SCHEDE DI LITURGIA

A CURA DI ANTONIO RAIA

 

XXIV DOMENICA DEL TEMPO ORDINARIO

 

Nella prima lettura vediamo che gli israeliti sono minacciati di morte per essersi costruita un’immagine di Dio. La mediazione di Mosè riafferma che il popolo è stato tratto fuori dall’Egitto da Dio, e non da lui, che questo è il “suo” popolo; inoltre la parola data ai patriarchi impegna Dio riguardo ai loro discendenti. In definitiva, Dio non si mostrerebbe glorioso, se non si mostrasse lineare e costante nella sua parola e nella sua azione. La figura di Mosè mediatore, che ottiene la salvezza, prefigura quella di Cristo che, resosi solidale con l’uomo, intercede per noi presso il Padre. La risposta di Dio a questa intercessione riafferma la sua fedeltà nella parola e nell’azione, ed egli riprende a chiamare “suo popolo” quel popolo infedele.

 

Le due lettere a Timoteo, così come quella a Tito, sono indirizzate a uomini che hanno una responsabilità nel governo, nell’insegnamento, e nella condotta della comunità.
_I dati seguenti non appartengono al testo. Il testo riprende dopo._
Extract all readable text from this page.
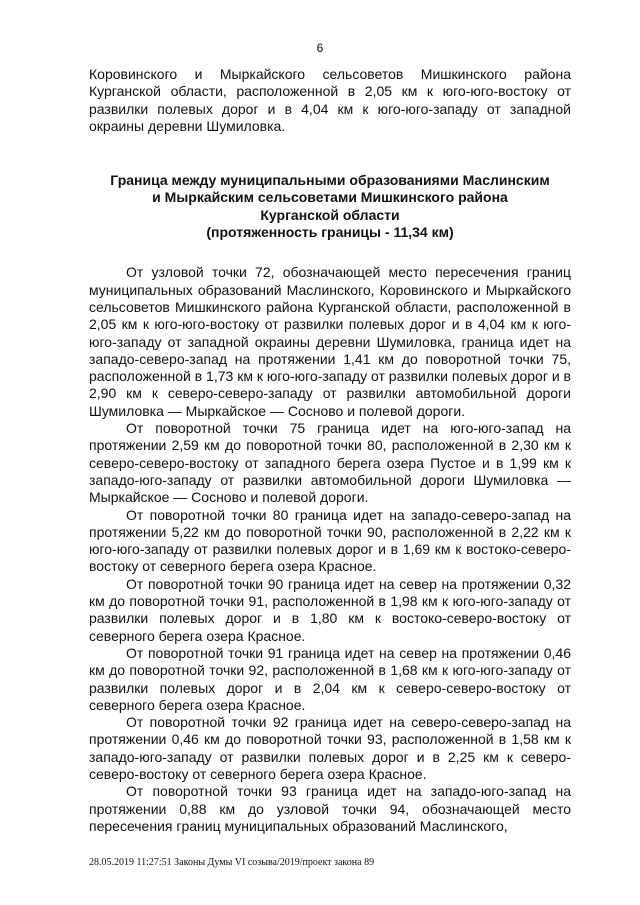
6

Коровинского и Мыркайского сельсоветов Мишкинского района Курганской области, расположенной в 2,05 км к юго-юго-востоку от развилки полевых дорог и в 4,04 км к юго-юго-западу от западной окраины деревни Шумиловка.

Граница между муниципальными образованиями Маслинским
и Мыркайским сельсоветами Мишкинского района
Курганской области
(протяженность границы - 11,34 км)

От узловой точки 72, обозначающей место пересечения границ муниципальных образований Маслинского, Коровинского и Мыркайского сельсоветов Мишкинского района Курганской области, расположенной в 2,05 км к юго-юго-востоку от развилки полевых дорог и в 4,04 км к юго-юго-западу от западной окраины деревни Шумиловка, граница идет на западо-северо-запад на протяжении 1,41 км до поворотной точки 75, расположенной в 1,73 км к юго-юго-западу от развилки полевых дорог и в 2,90 км к северо-северо-западу от развилки автомобильной дороги Шумиловка — Мыркайское — Сосново и полевой дороги.

От поворотной точки 75 граница идет на юго-юго-запад на протяжении 2,59 км до поворотной точки 80, расположенной в 2,30 км к северо-северо-востоку от западного берега озера Пустое и в 1,99 км к западо-юго-западу от развилки автомобильной дороги Шумиловка — Мыркайское — Сосново и полевой дороги.

От поворотной точки 80 граница идет на западо-северо-запад на протяжении 5,22 км до поворотной точки 90, расположенной в 2,22 км к юго-юго-западу от развилки полевых дорог и в 1,69 км к востоко-северо-востоку от северного берега озера Красное.

От поворотной точки 90 граница идет на север на протяжении 0,32 км до поворотной точки 91, расположенной в 1,98 км к юго-юго-западу от развилки полевых дорог и в 1,80 км к востоко-северо-востоку от северного берега озера Красное.

От поворотной точки 91 граница идет на север на протяжении 0,46 км до поворотной точки 92, расположенной в 1,68 км к юго-юго-западу от развилки полевых дорог и в 2,04 км к северо-северо-востоку от северного берега озера Красное.

От поворотной точки 92 граница идет на северо-северо-запад на протяжении 0,46 км до поворотной точки 93, расположенной в 1,58 км к западо-юго-западу от развилки полевых дорог и в 2,25 км к северо-северо-востоку от северного берега озера Красное.

От поворотной точки 93 граница идет на западо-юго-запад на протяжении 0,88 км до узловой точки 94, обозначающей место пересечения границ муниципальных образований Маслинского,

28.05.2019 11:27:51 Законы Думы VI созыва/2019/проект закона 89
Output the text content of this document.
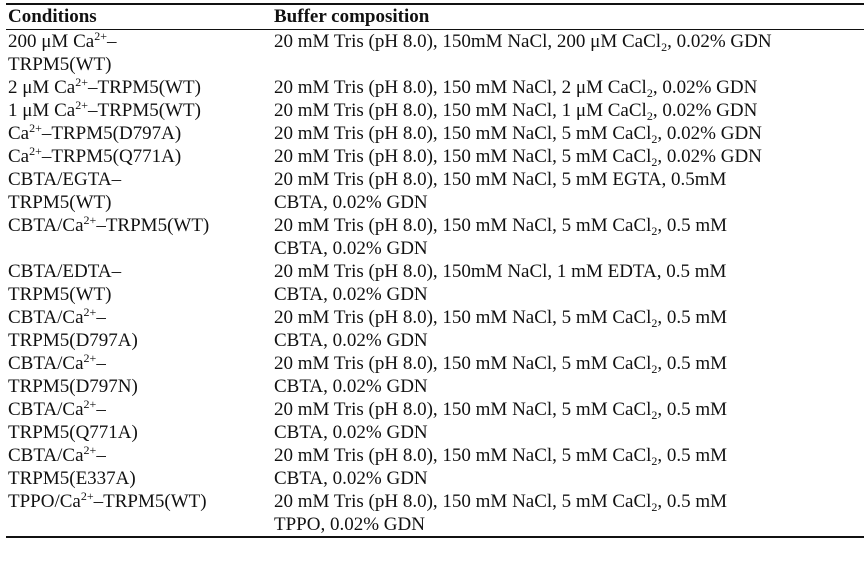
Conditions	Buffer composition
200 μM $Ca^{2+}-$
TRPM5(WT)	20 mM Tris (pH 8.0), 150mM NaCl, 200 μM CaCl$_2$, 0.02% GDN
2 μM $Ca^{2+}-TRPM5(WT)$	20 mM Tris (pH 8.0), 150 mM NaCl, 2 μM CaCl$_2$, 0.02% GDN
1 μM $Ca^{2+}-TRPM5(WT)$	20 mM Tris (pH 8.0), 150 mM NaCl, 1 μM CaCl$_2$, 0.02% GDN
$Ca^{2+}-TRPM5(D797A)$	20 mM Tris (pH 8.0), 150 mM NaCl, 5 mM CaCl$_2$, 0.02% GDN
$Ca^{2+}-TRPM5(Q771A)$	20 mM Tris (pH 8.0), 150 mM NaCl, 5 mM CaCl$_2$, 0.02% GDN
CBTA/EGTA–
TRPM5(WT)	20 mM Tris (pH 8.0), 150 mM NaCl, 5 mM EGTA, 0.5mM
CBTA, 0.02% GDN
CBTA/$Ca^{2+}-TRPM5(WT)$	20 mM Tris (pH 8.0), 150 mM NaCl, 5 mM CaCl$_2$, 0.5 mM
CBTA, 0.02% GDN
CBTA/EDTA–
TRPM5(WT)	20 mM Tris (pH 8.0), 150mM NaCl, 1 mM EDTA, 0.5 mM
CBTA, 0.02% GDN
CBTA/$Ca^{2+}-$
TRPM5(D797A)	20 mM Tris (pH 8.0), 150 mM NaCl, 5 mM CaCl$_2$, 0.5 mM
CBTA, 0.02% GDN
CBTA/$Ca^{2+}-$
TRPM5(D797N)	20 mM Tris (pH 8.0), 150 mM NaCl, 5 mM CaCl$_2$, 0.5 mM
CBTA, 0.02% GDN
CBTA/$Ca^{2+}-$
TRPM5(Q771A)	20 mM Tris (pH 8.0), 150 mM NaCl, 5 mM CaCl$_2$, 0.5 mM
CBTA, 0.02% GDN
CBTA/$Ca^{2+}-$
TRPM5(E337A)	20 mM Tris (pH 8.0), 150 mM NaCl, 5 mM CaCl$_2$, 0.5 mM
CBTA, 0.02% GDN
TPPO/$Ca^{2+}-TRPM5(WT)$	20 mM Tris (pH 8.0), 150 mM NaCl, 5 mM CaCl$_2$, 0.5 mM
TPPO, 0.02% GDN
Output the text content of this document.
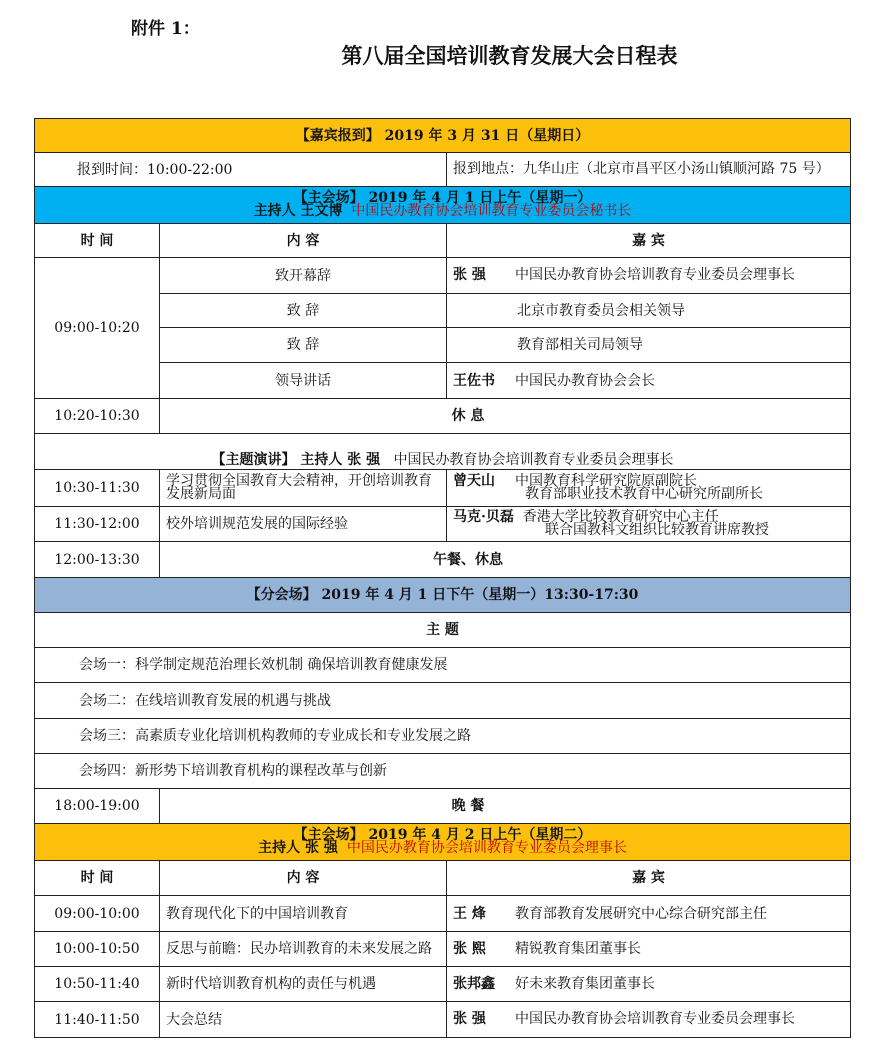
附件 1：
第八届全国培训教育发展大会日程表
【嘉宾报到】 2019 年 3 月 31 日（星期日）		
报到时间：10:00-22:00		报到地点：九华山庄（北京市昌平区小汤山镇顺河路 75 号）

【主会场】 2019 年 4 月 1 日上午（星期一）
主持人 王文博 中国民办教育协会培训教育专业委员会秘书长		

时 间	内 容	嘉 宾
09:00-10:20	致开幕辞	张 强 中国民办教育协会培训教育专业委员会理事长
	致 辞	北京市教育委员会相关领导
	致 辞	教育部相关司局领导
	领导讲话	王佐书 中国民办教育协会会长
10:20-10:30	休 息	
【主题演讲】 主持人 张 强 中国民办教育协会培训教育专业委员会理事长		
10:30-11:30	学习贯彻全国教育大会精神，开创培训教育发展新局面	曾天山 中国教育科学研究院原副院长
教育部职业技术教育中心研究所副所长

11:30-12:00	校外培训规范发展的国际经验	马克·贝磊 香港大学比较教育研究中心主任
联合国教科文组织比较教育讲席教授

12:00-13:30	午餐、休息	
【分会场】 2019 年 4 月 1 日下午（星期一）13:30-17:30		
主 题		
会场一：科学制定规范治理长效机制 确保培训教育健康发展		
会场二：在线培训教育发展的机遇与挑战		
会场三：高素质专业化培训机构教师的专业成长和专业发展之路		
会场四：新形势下培训教育机构的课程改革与创新		
18:00-19:00	晚 餐	

【主会场】 2019 年 4 月 2 日上午（星期二）
主持人 张 强 中国民办教育协会培训教育专业委员会理事长		

时 间	内 容	嘉 宾
09:00-10:00	教育现代化下的中国培训教育	王 烽 教育部教育发展研究中心综合研究部主任
10:00-10:50	反思与前瞻：民办培训教育的未来发展之路	张 熙 精锐教育集团董事长
10:50-11:40	新时代培训教育机构的责任与机遇	张邦鑫 好未来教育集团董事长
11:40-11:50	大会总结	张 强 中国民办教育协会培训教育专业委员会理事长
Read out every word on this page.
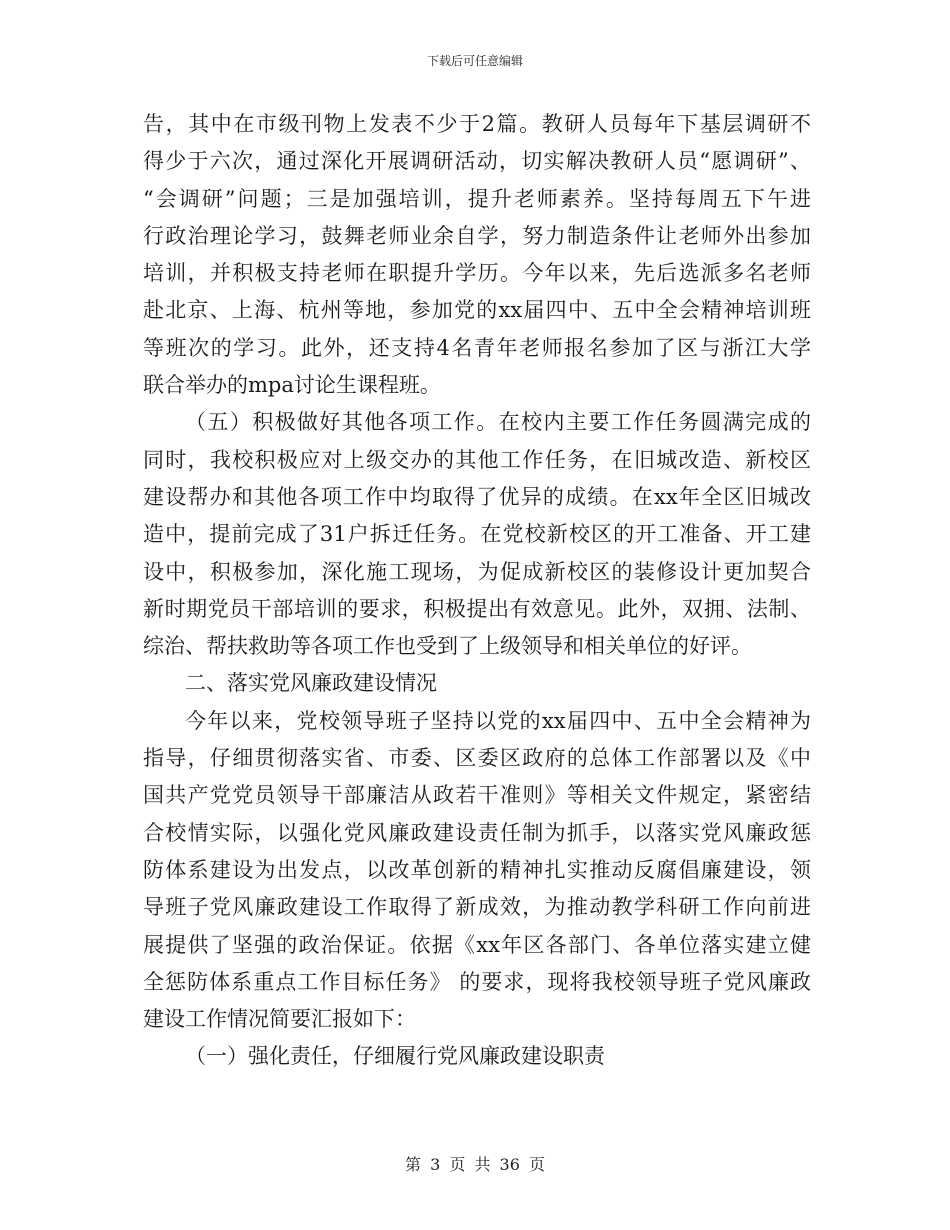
下载后可任意编辑
告，其中在市级刊物上发表不少于2篇。教研人员每年下基层调研不
得少于六次，通过深化开展调研活动，切实解决教研人员“愿调研”、
“会调研”问题；三是加强培训，提升老师素养。坚持每周五下午进
行政治理论学习，鼓舞老师业余自学，努力制造条件让老师外出参加
培训，并积极支持老师在职提升学历。今年以来，先后选派多名老师
赴北京、上海、杭州等地，参加党的xx届四中、五中全会精神培训班
等班次的学习。此外，还支持4名青年老师报名参加了区与浙江大学
联合举办的mpa讨论生课程班。
（五）积极做好其他各项工作。在校内主要工作任务圆满完成的
同时，我校积极应对上级交办的其他工作任务，在旧城改造、新校区
建设帮办和其他各项工作中均取得了优异的成绩。在xx年全区旧城改
造中，提前完成了31户拆迁任务。在党校新校区的开工准备、开工建
设中，积极参加，深化施工现场，为促成新校区的装修设计更加契合
新时期党员干部培训的要求，积极提出有效意见。此外，双拥、法制、
综治、帮扶救助等各项工作也受到了上级领导和相关单位的好评。
二、落实党风廉政建设情况
今年以来，党校领导班子坚持以党的xx届四中、五中全会精神为
指导，仔细贯彻落实省、市委、区委区政府的总体工作部署以及《中
国共产党党员领导干部廉洁从政若干准则》等相关文件规定，紧密结
合校情实际，以强化党风廉政建设责任制为抓手，以落实党风廉政惩
防体系建设为出发点，以改革创新的精神扎实推动反腐倡廉建设，领
导班子党风廉政建设工作取得了新成效，为推动教学科研工作向前进
展提供了坚强的政治保证。依据《xx年区各部门、各单位落实建立健
全惩防体系重点工作目标任务》 的要求，现将我校领导班子党风廉政
建设工作情况简要汇报如下：
（一）强化责任，仔细履行党风廉政建设职责
第 3 页 共 36 页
Poiché danno direttive, consigli ed ammonimenti ai Padri delle Chiese, utili per il buon governo di queste, vengono chiamate lettere pastorali.

Timoteo è vescovo di Efeso, ed è molto affezionato a Paolo che considera come suo padre spirituale e del quale fu stretto collaboratore. Nel brano di oggi Paolo ricorda l’esperienza fondamentale che ha sconvolto la sua esistenza. Dominato da uno spirito legalista, convinto della propria giustizia, aveva perseguitato i cristiani in nome di Dio. Ma un giorno scoprì il carattere gratuito della misericordia divina e nello stesso tempo divenne consapevole del proprio peccato. Trasformato interiormente si mise al servizio del vangelo. Paolo si presenta come peccatore redento dal gesto gratuito di Cristo; solo per la “grazia” di Gesù poté avvenire quel sorprendente cambiamento nella sua vita. Paolo ricorda il suo passato di “figlio prodigo”, “bestemmiatore, persecutore violento”. Ma il “prima” è stato cancellato, la misericordia di Dio e la grazia di Cristo hanno aperto un “poi”, un orizzonte di luce e di speranza. Paolo è l’esempio classico dell’uomo peccatore salvato unicamente per un intervento gratuito di Dio, senza alcun merito personale né barlume di pentimento o desiderio di cambiare la propria situazione. Alla base di tutto c’è il grande asserto del v. 15: “Cristo Gesù è venuto nel mondo per salvare i peccatori”.

 

Il vangelo secondo Luca ci propone tre parabole che hanno una stessa conclusione: il cantico di gioia in cielo per il peccatore che si converte.

Le prime due parabole: quella della pecora e quella della moneta smarrita, descrivono la sollecitudine di Dio che va in cerca personalmente anche del singolo, se questi si perde. La terza parabola, quella del Padre misericordioso che, al di là di ogni speranza umana, conserva per ciascun figlio l’affetto indefettibile di un padre per il figlio: lo attende con speranza incrollabile e lo accoglie sempre con gioia.

Qui Luca contrappone l’atteggiamento del peccatore che prende coscienza della sua miseria e si apre con gioia alla scoperta dell’amore gratuito di un Dio misericordioso, e quello delle persone autosufficienti, il figlio maggiore, che si gloriano delle loro opere buone, ma che per questo sono condannate a non capire il vero volto di Dio. Il Padre misericordioso invece, non rimprovera nulla al figlio né si fa spiegare le ragioni del ritorno, ma gli offre amore e casa.

Altro aspetto fondamentale della parabola, oltre l’amore del padre che perdona, è la reazione del figlio “buono” della casa. In questo vediamo Israele, i giusti di Israele che si dolgono che il Padre accolga i peccatori e offra loro il suo banchetto. Pensavano che la casa fosse loro e credevano di poter organizzare a modo loro le leggi del bene e del male. Ora hanno scoperto che la legge del Padre è diversa e si sentono degradati, contrariati e mal disposti; è l’indivia per chi è perdonato.